Zahra menoleh ke arah kanan. Ternyata putrinya yang menarik gaunnya. Wanita berhidung mancung itu tersenyum ke arahnya. Putrinya menggunakan jari-jarinya untuk mengatakan sesuatu. Wanita bergaun tosca itu mengangguk dan  mengelus puncak kepala putrinya untuk mengatakan bahwa dirinya baik-baik saja. Kemudian dengan jari-jarinya juga Zahra berkomunikasi dengan sang putri tercinta. Ya, dengan sekuat tenaga Zahra belajar bahasa isyarat. Tidak mudah memang, tapi harus bisa. Putrinya harus mengerti bahasa tersebut sebagai seorang anak yang dilahirkan dengan seluruh keistimewaan.

“Sayang, Jelita mau main?” Anak perempuan itu menggeleng. Dia berbicara dengan jari-jarinya bahwa dirinya menginginkan alat gambar. Jelita ingin menggambar. Butuh beberapa saat untuk Zahra menerjemahkan bahasa sang putri.

“Baiklah, Sayang. Besok kalau mama libur, kita jalan-jalan membeli yang kamu inginkan. Sekarang, Jelita main dulu, ya?” Gadis kecil itu berlari ke arah ruangan yang memang diperuntukkan untuk anak itu. Ruang tengah yang tidak terlalu luas, tapi menjadi favorit bocah enam tahun itu.

“Zahra, ibu sudah menyuapi Jelita tadi. Sekarang kamu makan dulu. Nanti kalau ada panggilan kerja nyelonong saja.” Zahra tersenyum kepada ibunya. Hanya ibunya keluarga yang tulus mendampingi. Bahkan mantan suaminya tidak pernah sekalipun berkunjung untuk melihat sang putri. Zahra beranjak menuju ke ruang makan. Diikuti dengan ibunya dari belakang. Hanya menu sederhana tapi mencakup semua nutrisi. Ibu Zubaidah demikian ibunya Zahra biasa dipanggil, memang jago mengolah bahan makanan menjadi masakan yang spesial.

“Zahra, kamu tidak berpikir menikah lagi? Sudah tiga tahun kamu hidup sendiri. Ibu juga tidak bisa membantumu mencari rizki.” Zahra berhenti menyuapkan makanan ke mulutnya. Dia menarik napas dalam-dalam. Seolah ada beban berat yang menghimpitnya.

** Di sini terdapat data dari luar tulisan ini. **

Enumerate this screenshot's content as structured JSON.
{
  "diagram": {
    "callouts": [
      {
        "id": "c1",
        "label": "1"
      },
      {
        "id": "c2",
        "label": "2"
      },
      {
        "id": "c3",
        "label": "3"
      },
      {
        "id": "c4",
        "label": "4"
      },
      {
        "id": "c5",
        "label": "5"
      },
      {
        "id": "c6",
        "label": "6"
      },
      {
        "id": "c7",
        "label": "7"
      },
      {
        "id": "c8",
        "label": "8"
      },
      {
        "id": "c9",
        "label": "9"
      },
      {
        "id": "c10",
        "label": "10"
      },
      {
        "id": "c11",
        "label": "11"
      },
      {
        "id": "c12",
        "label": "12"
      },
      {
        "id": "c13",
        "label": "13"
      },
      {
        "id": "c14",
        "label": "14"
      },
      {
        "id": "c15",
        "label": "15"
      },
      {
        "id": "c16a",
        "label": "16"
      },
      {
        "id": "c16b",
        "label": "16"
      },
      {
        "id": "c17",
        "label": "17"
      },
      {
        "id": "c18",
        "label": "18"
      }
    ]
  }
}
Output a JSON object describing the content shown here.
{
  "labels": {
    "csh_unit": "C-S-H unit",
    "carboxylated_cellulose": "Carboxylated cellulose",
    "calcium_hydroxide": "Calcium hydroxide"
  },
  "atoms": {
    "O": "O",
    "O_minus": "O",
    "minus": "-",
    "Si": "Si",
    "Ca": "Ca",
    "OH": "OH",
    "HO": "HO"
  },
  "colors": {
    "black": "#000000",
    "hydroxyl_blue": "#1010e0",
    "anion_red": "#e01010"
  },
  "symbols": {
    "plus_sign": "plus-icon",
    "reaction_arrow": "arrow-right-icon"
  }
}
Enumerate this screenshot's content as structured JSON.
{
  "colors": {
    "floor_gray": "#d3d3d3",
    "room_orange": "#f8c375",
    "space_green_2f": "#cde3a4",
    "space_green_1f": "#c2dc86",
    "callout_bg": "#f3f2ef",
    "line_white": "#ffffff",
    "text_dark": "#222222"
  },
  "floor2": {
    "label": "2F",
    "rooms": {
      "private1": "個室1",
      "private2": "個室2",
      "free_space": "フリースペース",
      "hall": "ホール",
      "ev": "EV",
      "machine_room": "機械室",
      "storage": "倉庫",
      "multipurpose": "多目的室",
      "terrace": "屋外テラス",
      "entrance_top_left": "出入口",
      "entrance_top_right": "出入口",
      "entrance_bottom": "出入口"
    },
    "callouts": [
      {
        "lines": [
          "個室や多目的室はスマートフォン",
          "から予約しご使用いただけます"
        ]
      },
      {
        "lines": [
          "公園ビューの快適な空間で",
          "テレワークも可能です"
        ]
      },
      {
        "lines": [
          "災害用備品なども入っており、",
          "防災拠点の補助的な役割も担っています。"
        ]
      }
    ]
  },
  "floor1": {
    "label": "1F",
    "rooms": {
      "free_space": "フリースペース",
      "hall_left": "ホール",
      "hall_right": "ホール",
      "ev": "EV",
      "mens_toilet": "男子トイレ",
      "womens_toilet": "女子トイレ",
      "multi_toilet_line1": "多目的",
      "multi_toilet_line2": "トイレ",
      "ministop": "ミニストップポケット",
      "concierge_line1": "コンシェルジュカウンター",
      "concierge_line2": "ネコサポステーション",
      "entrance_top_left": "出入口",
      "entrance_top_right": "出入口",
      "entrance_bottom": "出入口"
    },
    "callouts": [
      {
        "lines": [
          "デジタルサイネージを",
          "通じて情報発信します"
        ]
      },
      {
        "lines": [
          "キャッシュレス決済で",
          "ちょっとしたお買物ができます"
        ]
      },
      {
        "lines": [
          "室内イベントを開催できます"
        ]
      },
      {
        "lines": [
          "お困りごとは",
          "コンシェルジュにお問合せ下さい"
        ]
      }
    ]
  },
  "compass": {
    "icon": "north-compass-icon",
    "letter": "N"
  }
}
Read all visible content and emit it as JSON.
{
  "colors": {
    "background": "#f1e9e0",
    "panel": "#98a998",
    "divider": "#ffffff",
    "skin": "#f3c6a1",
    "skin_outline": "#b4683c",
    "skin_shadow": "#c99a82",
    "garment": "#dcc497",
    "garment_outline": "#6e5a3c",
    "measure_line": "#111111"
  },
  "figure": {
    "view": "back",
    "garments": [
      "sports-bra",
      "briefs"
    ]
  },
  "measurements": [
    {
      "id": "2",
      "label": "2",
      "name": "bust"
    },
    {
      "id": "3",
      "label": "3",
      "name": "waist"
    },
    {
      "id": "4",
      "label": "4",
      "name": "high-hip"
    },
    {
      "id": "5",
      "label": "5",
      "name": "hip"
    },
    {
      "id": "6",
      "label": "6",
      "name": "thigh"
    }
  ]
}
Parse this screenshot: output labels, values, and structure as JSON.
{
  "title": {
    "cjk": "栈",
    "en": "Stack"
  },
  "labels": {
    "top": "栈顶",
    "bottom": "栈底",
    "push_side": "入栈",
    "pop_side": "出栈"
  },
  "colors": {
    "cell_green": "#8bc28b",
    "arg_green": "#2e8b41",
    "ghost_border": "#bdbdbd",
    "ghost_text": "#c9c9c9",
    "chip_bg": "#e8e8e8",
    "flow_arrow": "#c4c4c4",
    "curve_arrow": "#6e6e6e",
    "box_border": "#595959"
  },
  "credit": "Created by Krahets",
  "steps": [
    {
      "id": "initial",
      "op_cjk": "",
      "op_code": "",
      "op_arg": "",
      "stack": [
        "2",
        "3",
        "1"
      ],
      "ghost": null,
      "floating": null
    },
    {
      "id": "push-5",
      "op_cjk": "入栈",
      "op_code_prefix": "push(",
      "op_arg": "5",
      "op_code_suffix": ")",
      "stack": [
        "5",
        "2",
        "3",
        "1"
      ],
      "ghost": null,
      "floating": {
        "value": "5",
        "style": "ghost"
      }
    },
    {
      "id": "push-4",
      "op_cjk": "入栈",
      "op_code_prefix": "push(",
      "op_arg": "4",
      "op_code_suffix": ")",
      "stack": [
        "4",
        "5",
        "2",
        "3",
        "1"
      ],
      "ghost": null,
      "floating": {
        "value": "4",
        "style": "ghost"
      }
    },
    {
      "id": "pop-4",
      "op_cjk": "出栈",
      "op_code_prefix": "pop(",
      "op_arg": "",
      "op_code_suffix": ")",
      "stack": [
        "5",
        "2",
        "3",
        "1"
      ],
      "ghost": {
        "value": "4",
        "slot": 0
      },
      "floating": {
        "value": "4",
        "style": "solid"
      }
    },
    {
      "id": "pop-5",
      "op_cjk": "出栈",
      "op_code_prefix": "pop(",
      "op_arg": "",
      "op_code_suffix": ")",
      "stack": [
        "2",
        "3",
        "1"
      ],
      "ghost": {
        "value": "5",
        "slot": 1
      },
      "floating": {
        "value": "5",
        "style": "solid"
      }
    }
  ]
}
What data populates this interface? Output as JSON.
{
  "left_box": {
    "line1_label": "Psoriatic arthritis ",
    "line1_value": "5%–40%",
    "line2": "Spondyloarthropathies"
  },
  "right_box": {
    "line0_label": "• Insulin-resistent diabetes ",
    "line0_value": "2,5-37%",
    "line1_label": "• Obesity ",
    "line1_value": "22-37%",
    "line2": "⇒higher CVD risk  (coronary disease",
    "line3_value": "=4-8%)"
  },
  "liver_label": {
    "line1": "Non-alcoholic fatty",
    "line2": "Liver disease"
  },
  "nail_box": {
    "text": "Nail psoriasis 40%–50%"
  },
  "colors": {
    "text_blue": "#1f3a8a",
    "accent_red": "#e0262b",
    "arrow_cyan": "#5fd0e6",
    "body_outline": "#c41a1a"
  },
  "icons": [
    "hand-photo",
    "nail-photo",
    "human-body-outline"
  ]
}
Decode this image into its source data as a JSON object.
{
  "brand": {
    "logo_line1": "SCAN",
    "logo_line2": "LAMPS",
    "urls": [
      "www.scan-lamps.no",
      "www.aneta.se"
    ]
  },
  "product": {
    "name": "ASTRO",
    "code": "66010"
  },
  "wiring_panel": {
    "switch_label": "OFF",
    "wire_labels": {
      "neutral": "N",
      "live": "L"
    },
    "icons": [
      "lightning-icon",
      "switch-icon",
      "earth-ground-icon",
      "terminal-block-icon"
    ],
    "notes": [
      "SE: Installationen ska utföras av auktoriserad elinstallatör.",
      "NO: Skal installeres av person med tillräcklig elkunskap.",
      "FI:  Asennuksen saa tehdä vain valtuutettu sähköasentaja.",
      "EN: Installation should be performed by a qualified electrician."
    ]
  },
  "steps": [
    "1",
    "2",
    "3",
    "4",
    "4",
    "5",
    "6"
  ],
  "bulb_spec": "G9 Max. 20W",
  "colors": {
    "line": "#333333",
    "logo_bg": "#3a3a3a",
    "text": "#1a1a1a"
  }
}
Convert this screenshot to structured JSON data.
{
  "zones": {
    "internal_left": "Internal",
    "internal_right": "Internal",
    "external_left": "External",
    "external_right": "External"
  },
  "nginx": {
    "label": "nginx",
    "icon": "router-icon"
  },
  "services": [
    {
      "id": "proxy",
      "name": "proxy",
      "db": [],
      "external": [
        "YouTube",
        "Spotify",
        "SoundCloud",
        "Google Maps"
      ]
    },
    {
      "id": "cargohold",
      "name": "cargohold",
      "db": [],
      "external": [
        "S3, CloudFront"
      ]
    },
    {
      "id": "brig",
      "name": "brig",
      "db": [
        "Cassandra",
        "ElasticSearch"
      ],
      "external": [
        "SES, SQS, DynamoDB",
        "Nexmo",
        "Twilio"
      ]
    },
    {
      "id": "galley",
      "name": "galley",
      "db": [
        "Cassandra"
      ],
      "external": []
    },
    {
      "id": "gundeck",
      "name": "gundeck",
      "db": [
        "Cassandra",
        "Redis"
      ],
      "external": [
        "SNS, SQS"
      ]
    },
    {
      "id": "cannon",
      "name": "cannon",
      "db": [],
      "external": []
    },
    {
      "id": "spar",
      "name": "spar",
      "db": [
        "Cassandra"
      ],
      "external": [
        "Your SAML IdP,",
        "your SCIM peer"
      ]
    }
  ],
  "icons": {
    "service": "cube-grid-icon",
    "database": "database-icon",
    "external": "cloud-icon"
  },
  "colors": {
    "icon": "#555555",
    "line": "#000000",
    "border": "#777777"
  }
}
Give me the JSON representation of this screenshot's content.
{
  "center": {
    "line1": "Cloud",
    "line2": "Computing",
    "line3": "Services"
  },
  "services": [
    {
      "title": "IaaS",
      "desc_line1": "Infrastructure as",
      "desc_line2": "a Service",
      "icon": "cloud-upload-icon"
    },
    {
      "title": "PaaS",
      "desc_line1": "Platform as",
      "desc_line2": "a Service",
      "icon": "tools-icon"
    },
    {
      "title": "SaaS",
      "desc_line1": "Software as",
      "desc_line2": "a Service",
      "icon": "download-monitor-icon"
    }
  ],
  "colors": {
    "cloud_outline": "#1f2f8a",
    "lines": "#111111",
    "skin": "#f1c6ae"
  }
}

“Ma, dengan kondisi Jelita yang demikian, Zahra ragu. Ayahnya sendiri saja menolak. Apalagi orang lain? Fokus Zahra pada Jelita sekarang.” Zubaedah mengangguk. Zahra menoleh ke arah putrinya tersebut yang sedang asih memainkan peran sebagai seorang ibu yang menyuapi anaknya. Zahra tersenyum melihatnya. Sejurus kemudian fokus dengan makanan yang ada di depannya.

“Tapi kamu tidak trauma ‘kan, Nak?” Zubaedah menyisihkan beberapa potongan cabai yang ada di lauknya. Zahra menatap lurus ke arah sang mama dengan pertanyaan itu. Dia sedikit ragu dengan pertanyaan itu. Akankah jawaban yang akan diberikan ini sebuah penegasan, atau bahkan rasa ingin sembunyi dari perasaan yang membelenggu. Sepersekian menit, Zahra menggeleng. Sehingga membuat wanita yang mulai beruban itu mengangguk seraya tersenyum.

Belum selesai Zahra makan siang, suara dering dari ponselnya menghenyakkan. Zubaedah yang sudah selesai menghabiskan makan siangnya bermaksud mengambilkan ponsel anaknya tersebut. “Siapa, Ma?” tanya Zahra pada sang ibu.

“Dari agent, mau diterima?” Zahra mengangguk sehingga wanita yang sudah berumur itu menggeser tombol terima.

“Halo.” Kata pertama yang diucapkan Zubaidah sebelum mengucapkan salam. Wanita senja itu memberikan telepon tersebut kepada Zahra. Wanita berambut panjang itu meminta maaf karena meminta benda pipih itu dengan tangan kiri. Sebab tangan kanannya kotor. Zahra memang suka makan dengan jari-jarinya tanpa bantuan sendok atau sumpit. Menurutnya hal itu sangat nikmat.

Zahra berdehem dua kali sebelum akhirnya mengucapkan salam pada orang di seberang sana.

“Hari ini? Baiklah Mas Ben, aku segera OTW.” Wanita akhir dua puluhan itu langsung meletakkan ponselnya dan mengangkat piring yang sudah habis isinya. Cepat-cepat dia mencucinya kemudian berganti baju untuk menemui Ruben di kantornya.